One thing Silvio told me at the time was that everyone who joins Schindler has to spend the first six months doing service calls for elevators. It doesn’t matter if you are going to be the CEO or the CFO; everyone has to know the business.
That is a humbling and interesting practice. Even if you are going to be in finance, you need to understand who you are doing the finance for—the guys out there every day doing those service and maintenance calls. You need to understand what the business is actually about. I think that practice is a lot like the Ise Temple example: you are trying to preserve knowledge, not by hiring people who already have it, but by forcing them to acquire it through on-the-job practice.
Q: Is it important therefore for leaders to understand the difference between complex and complicated?
[Cesar Hidalgo]: The way to demystify complexity is to look at the dictionary definition: it just means being composite. I don’t think people fear the word ‘composite’ the way they fear the word ‘complexity.’ We understand that many systems are composite. Complexity just adds a layer: systems aren’t just composite; they are structured. You don’t just throw a bunch of bricks together and get a house.
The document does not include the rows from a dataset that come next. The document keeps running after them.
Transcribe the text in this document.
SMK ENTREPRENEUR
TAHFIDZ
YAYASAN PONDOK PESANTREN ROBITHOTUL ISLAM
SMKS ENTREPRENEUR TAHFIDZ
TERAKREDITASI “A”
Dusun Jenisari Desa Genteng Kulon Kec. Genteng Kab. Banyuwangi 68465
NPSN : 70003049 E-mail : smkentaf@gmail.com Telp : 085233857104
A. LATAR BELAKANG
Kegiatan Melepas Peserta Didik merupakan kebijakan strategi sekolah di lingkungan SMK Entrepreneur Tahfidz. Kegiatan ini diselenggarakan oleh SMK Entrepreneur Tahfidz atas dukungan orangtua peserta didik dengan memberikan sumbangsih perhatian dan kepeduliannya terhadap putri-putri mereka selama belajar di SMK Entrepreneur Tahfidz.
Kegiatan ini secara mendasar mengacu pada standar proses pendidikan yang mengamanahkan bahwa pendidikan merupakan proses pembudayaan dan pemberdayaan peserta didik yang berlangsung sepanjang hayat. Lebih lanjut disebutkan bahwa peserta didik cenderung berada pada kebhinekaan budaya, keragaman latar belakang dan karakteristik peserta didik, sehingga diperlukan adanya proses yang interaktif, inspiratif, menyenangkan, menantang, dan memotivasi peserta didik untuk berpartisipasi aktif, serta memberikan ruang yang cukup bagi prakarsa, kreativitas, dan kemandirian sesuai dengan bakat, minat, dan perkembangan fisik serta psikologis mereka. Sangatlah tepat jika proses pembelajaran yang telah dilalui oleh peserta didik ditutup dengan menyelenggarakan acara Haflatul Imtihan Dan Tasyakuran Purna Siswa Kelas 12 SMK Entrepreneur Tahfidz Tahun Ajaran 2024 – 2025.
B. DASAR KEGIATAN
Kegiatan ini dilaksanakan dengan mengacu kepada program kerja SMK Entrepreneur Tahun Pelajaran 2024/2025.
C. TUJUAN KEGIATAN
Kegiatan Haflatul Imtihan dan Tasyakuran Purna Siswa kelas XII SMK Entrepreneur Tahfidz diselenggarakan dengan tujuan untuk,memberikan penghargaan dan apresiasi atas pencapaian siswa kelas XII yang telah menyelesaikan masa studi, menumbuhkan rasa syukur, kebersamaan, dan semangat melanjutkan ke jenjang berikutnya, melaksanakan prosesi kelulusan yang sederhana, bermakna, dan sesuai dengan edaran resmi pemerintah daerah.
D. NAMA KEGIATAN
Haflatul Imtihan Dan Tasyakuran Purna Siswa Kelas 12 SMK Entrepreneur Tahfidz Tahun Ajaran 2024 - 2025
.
You have to structure them to produce a building. That is what complexity adds to something being composite.
In the book, we treat complexity as the alphabet that defines the space of possibilities you can explore. I use music as an example. I’ve been a bad musician for about 25 years now, but I keep at it. What I like about music is that you are never going to explore it completely—it is truly infinite. But even if you pick up an instrument like the piano or the guitar, it is just 12 notes repeated over and over.
Yet, they combine in a myriad of ways. Complexity is about that space of possibilities.
In that analogy, a complex economy is like having a piano. A simpler economy is like having an instrument with just one string: you can pluck it and change the tone, but you cannot play a chord. You can’t make other combinations. Complexity opens that space of possibilities. And having that space open is important, because in a changing world, it provides the opportunity to adapt. It might be difficult to know which path to take when you have so many, but at least you have the option. In places without that complexity, the path you need might not even exist.